Initiative Panel at Athenaeum Highlights Video Voter Series

Bob Stern and Tony Quinn
Just in time for the 2014 election on November 4, the Rose Institute of State and Local Government hosted two experts on California politics to discuss the six measures on the ballot. Bob Stern is the co-founder of the Center of Governmental Studies, and Tony Quinn is the co-editor of the California Target Book. The event, titled California’s Choices: 2014 Ballot Initiatives, is part of a larger effort, including the recently completed Video Voter Series, which seeks to educate California voters about the six measures on this year’s ballot.

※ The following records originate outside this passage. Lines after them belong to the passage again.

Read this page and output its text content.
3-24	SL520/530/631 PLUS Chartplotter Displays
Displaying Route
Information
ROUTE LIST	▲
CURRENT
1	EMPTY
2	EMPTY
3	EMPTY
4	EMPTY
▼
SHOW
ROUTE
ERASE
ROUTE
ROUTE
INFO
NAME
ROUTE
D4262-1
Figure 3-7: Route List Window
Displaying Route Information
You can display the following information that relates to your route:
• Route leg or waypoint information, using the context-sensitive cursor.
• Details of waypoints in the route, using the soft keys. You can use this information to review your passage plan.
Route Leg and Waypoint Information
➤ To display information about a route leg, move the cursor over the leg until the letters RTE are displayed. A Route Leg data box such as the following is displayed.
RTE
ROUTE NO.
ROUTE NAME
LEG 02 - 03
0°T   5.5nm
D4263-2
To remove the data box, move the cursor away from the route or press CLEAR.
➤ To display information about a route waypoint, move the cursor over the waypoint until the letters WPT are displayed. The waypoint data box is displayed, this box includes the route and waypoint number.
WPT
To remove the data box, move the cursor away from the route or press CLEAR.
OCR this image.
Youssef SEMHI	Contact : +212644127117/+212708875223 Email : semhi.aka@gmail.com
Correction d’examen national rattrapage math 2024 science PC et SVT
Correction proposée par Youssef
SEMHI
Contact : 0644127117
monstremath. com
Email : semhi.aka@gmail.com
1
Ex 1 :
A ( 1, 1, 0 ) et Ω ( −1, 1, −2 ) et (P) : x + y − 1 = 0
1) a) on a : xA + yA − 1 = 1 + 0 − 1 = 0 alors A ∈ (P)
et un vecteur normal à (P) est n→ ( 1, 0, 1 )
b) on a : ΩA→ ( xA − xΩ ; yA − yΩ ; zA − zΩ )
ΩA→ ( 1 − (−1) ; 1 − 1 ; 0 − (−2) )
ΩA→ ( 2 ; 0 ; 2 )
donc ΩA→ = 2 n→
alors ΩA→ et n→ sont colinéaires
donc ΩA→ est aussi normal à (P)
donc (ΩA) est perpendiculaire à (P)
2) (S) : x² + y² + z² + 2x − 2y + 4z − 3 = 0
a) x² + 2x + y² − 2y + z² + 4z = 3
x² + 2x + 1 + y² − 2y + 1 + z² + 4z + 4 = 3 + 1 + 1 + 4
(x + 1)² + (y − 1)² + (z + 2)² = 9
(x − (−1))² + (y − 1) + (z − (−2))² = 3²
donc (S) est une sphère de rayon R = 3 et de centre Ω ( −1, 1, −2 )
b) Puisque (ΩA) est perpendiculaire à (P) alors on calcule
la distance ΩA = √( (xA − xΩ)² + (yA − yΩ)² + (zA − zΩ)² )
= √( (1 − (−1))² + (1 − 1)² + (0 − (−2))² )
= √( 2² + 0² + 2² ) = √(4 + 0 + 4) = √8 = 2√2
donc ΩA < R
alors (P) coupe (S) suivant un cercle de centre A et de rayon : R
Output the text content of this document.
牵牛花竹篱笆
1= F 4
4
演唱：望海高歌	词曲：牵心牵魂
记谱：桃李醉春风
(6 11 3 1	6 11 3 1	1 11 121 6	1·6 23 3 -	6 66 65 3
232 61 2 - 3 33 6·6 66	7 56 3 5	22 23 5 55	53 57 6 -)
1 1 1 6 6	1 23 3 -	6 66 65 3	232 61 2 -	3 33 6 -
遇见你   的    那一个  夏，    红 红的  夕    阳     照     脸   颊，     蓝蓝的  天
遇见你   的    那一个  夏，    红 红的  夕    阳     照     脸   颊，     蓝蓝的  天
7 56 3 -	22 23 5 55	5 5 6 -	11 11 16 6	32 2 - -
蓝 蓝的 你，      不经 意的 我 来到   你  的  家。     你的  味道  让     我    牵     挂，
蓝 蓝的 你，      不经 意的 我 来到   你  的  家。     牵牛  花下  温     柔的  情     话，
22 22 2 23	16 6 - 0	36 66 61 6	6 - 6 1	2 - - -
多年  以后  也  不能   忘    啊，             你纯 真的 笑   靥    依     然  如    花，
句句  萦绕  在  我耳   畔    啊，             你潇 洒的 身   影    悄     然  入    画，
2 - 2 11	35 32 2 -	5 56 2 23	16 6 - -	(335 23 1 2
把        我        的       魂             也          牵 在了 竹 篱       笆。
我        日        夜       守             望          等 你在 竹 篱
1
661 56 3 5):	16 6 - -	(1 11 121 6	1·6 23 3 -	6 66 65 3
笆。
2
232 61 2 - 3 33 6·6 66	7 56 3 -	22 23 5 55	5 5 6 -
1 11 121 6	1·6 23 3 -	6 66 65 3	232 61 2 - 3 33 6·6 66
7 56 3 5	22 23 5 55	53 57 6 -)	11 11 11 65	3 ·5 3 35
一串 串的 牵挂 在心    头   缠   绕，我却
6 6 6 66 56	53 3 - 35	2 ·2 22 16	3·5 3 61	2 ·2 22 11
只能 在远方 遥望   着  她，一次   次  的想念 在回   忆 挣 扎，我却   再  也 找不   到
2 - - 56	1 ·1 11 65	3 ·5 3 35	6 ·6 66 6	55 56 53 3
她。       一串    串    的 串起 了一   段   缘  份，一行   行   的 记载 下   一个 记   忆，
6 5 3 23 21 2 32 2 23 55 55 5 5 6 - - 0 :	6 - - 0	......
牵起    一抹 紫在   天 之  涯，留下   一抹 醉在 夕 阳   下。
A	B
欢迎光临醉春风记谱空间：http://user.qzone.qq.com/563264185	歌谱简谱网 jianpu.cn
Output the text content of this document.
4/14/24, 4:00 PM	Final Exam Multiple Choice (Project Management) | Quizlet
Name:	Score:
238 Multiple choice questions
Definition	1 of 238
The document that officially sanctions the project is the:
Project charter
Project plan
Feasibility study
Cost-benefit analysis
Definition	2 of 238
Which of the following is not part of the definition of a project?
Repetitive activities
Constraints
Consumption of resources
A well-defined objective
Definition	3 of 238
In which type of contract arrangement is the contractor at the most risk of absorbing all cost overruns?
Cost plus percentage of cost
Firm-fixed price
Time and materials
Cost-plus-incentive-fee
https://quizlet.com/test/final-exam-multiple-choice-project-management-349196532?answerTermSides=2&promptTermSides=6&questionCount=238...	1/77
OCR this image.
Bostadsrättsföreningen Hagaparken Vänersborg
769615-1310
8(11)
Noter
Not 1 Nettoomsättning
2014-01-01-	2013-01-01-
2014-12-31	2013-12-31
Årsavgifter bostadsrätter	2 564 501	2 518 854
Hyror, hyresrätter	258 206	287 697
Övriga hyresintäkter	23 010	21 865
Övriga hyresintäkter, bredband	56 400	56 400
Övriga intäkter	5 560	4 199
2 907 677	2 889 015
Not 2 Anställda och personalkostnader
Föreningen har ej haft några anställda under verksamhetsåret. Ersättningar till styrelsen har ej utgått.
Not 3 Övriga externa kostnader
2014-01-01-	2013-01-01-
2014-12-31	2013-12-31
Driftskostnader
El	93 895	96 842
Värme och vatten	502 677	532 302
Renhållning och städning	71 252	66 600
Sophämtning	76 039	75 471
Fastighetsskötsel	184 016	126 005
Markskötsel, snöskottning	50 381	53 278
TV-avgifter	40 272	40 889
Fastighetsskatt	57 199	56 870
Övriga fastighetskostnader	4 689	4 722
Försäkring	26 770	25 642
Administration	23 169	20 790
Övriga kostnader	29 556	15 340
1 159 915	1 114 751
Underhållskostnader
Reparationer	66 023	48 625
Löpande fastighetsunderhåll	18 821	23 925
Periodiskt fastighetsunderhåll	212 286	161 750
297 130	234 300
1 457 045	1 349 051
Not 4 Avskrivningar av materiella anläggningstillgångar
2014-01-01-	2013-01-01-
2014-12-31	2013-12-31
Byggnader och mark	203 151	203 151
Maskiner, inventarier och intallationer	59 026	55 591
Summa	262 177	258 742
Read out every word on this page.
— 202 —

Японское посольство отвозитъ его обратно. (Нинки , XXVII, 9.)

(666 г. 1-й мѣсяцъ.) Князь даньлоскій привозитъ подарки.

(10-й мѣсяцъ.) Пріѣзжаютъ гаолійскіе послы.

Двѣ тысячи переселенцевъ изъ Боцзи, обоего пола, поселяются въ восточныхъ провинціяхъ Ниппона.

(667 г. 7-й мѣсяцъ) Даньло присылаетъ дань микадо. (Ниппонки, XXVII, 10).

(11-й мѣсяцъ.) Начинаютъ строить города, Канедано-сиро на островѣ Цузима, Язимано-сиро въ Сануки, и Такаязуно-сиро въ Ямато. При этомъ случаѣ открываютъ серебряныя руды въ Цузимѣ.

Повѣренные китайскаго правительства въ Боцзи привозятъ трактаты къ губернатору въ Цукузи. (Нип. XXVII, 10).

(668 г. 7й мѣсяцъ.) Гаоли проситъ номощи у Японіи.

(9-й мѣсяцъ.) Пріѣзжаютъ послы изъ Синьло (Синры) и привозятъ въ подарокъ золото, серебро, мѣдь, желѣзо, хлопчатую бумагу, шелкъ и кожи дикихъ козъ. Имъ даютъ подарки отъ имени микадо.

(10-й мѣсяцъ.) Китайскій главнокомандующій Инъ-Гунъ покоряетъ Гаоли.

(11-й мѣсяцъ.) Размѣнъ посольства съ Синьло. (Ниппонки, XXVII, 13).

After viewing the Video Voter segment addressing each ballot measure, the panel, moderated by Associate Director of the Rose Institute Dr. Ken Miller, provided further insight on each measure. The measures range from Indian Tribal gaming rights to a $7 billion bond to finance water conservation and infrastructure. Both Stern and Quinn agreed that they expected the majority of the measures on the ballot to fail due to a stronger conservative streak in California ballot initiative history, as well as the increased power of negative ads and spending. About the initiative and referendum process, however, Stern and Quinn affirmed their support of the direct democracy, with Stern calling the initiative process a “fourth branch of state government.”

A prediction shared by the panel is the passage of both Proposition 1, the $7 billion bond measure for water resources, and Proposition 2, a constitutional amendment which strengthens the state’s rainy day fund. Both propositions passed by wide margins in the state legislature and, according to Stern, work to address timely issues that will make passage by the voters more likely.

Proposition 47, a citizen initiative which reclassifies certain non-violent felonies to misdemeanors, is likely to be the most closely contested measure on the ballot. According to Quinn, the legislature prefers that the voters deal with this subject, rather than taking it up in the legislature, because they are weary of appearing “soft on crime” or “anti-police.” Whichever way the ballot initiatives play out, the only certain thing is that the voters who get out and vote on November 4 will determine the outcome.